Le Pen cancelled a meeting with Lebanon’s Grand Mufti after refusing to wear a hijab, and defended herself by saying she hadn’t had to wear one for her audience with the Grand Sunni Muslim Mufti in Egypt.

Breitbart News reported on her visit in very specific terms, and in their headline alluded to the country's Christian community.

According to the CIA Factbook, Lebanon is made up of 54 per cent Muslims and 40.5 per cent Christians.

...Persecuted Christians?

Joey Ayoub, editor and writer for Global Voices and also one of these so-called 'persecuted' Christians sought to clarify matters...

What followed was a savage tongue-in-cheek Twitter thread:

The country’s parliament, the most powerful political force in the country has a fairly equal distribution of seats for Maronite and Greek Orthodox Christians, Shiite and Sunni Muslims as well as the Druze.

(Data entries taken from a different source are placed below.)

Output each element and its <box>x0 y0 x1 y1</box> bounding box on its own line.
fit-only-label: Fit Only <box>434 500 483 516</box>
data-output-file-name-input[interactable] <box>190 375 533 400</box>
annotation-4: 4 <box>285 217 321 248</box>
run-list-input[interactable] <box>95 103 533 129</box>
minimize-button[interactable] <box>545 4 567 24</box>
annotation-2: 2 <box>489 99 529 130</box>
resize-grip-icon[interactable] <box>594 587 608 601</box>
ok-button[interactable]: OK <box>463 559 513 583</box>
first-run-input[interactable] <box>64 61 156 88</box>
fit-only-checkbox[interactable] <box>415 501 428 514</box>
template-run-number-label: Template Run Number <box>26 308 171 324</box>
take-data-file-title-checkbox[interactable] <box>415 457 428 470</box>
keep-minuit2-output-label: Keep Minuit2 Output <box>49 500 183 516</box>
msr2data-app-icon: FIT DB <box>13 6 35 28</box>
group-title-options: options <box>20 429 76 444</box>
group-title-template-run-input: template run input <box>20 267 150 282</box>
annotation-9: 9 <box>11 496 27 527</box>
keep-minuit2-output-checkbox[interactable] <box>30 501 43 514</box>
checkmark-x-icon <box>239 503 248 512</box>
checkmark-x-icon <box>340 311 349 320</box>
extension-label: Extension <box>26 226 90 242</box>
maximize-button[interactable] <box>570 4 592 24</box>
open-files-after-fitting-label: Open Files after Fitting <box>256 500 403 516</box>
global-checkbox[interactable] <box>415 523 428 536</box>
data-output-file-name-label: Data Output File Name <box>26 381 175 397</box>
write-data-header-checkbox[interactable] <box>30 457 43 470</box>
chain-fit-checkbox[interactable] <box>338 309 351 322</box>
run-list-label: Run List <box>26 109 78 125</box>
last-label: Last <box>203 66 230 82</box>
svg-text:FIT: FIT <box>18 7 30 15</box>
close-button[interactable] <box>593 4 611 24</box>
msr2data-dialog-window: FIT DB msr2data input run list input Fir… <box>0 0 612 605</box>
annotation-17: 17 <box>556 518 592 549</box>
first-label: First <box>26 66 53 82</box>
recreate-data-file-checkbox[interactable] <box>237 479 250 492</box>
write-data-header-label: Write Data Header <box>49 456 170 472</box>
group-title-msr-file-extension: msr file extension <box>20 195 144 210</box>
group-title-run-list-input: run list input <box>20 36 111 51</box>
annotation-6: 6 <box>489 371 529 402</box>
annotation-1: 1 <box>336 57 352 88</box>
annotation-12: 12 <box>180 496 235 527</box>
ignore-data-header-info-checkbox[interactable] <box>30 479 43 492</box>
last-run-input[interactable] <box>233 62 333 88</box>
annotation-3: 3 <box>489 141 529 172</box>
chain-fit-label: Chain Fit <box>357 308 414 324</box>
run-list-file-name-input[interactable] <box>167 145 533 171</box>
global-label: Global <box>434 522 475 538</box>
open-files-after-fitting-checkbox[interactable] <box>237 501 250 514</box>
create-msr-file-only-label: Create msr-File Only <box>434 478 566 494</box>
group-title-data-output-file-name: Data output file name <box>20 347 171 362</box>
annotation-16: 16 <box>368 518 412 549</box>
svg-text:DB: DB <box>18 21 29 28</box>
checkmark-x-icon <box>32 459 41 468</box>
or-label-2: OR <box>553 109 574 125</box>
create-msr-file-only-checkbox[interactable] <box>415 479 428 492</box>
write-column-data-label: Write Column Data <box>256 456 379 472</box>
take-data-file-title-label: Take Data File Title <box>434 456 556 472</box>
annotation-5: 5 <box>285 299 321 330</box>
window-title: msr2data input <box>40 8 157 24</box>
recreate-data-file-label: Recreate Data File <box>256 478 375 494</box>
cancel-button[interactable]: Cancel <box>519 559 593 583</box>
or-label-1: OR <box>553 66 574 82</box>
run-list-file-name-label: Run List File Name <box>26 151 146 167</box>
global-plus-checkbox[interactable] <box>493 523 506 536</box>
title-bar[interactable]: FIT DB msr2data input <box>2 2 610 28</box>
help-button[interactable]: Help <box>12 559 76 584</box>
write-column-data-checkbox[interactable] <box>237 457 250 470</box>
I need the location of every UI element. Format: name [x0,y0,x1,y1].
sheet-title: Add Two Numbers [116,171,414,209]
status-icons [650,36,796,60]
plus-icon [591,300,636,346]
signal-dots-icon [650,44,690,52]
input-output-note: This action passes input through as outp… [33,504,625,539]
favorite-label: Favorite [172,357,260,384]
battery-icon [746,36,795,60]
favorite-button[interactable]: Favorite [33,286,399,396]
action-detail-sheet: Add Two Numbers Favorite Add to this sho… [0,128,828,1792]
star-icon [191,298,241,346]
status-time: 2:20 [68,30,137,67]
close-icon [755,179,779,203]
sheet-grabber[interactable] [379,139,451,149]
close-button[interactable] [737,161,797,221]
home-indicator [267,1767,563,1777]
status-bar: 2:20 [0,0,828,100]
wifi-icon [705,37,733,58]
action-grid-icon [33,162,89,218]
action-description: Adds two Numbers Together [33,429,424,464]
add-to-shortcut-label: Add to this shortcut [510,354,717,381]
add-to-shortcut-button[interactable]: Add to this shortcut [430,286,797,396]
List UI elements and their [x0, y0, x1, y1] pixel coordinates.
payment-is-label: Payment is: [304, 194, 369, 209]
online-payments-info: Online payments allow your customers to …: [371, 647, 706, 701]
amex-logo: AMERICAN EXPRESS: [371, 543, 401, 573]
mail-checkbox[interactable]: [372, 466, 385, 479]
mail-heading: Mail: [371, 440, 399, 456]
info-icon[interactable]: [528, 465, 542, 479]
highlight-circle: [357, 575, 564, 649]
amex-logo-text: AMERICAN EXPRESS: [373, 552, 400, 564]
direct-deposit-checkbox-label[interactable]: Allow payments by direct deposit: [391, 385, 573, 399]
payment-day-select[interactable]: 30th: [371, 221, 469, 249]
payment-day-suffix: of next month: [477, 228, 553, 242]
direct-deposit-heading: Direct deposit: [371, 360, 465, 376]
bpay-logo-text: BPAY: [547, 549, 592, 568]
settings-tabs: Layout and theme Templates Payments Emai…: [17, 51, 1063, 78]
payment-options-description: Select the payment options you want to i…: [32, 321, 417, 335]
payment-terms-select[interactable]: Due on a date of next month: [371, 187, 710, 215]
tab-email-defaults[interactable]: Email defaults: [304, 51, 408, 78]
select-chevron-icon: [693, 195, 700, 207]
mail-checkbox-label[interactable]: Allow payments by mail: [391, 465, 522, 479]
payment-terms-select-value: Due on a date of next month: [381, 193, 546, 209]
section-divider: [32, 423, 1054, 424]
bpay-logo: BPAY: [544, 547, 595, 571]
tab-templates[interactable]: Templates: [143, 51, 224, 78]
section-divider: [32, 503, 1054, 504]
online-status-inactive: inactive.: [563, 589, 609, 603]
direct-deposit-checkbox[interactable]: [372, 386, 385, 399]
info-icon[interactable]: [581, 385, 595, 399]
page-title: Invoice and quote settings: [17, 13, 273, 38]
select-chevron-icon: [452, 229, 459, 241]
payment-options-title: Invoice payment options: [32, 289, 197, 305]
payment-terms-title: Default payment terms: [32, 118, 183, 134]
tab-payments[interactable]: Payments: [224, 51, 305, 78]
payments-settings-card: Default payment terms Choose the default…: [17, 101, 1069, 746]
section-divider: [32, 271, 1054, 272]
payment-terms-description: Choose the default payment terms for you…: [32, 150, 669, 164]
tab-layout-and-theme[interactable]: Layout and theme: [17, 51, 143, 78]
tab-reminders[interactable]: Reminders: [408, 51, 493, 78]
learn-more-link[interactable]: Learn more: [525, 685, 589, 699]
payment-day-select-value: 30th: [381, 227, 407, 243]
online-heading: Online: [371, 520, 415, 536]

In October 2016 the parliament elected Michel Aoun – a Christian – as president.

Based on the National Pact, the president of Lebanon must be a Maronite Christian, the Prime Minister a Sunni Muslim and Speaker of Parliament a Shia.

The Independent’s Robert Fisk ruminates that, though the country is sectarian, the violence of its neighbours hasn’t spilled over into the country.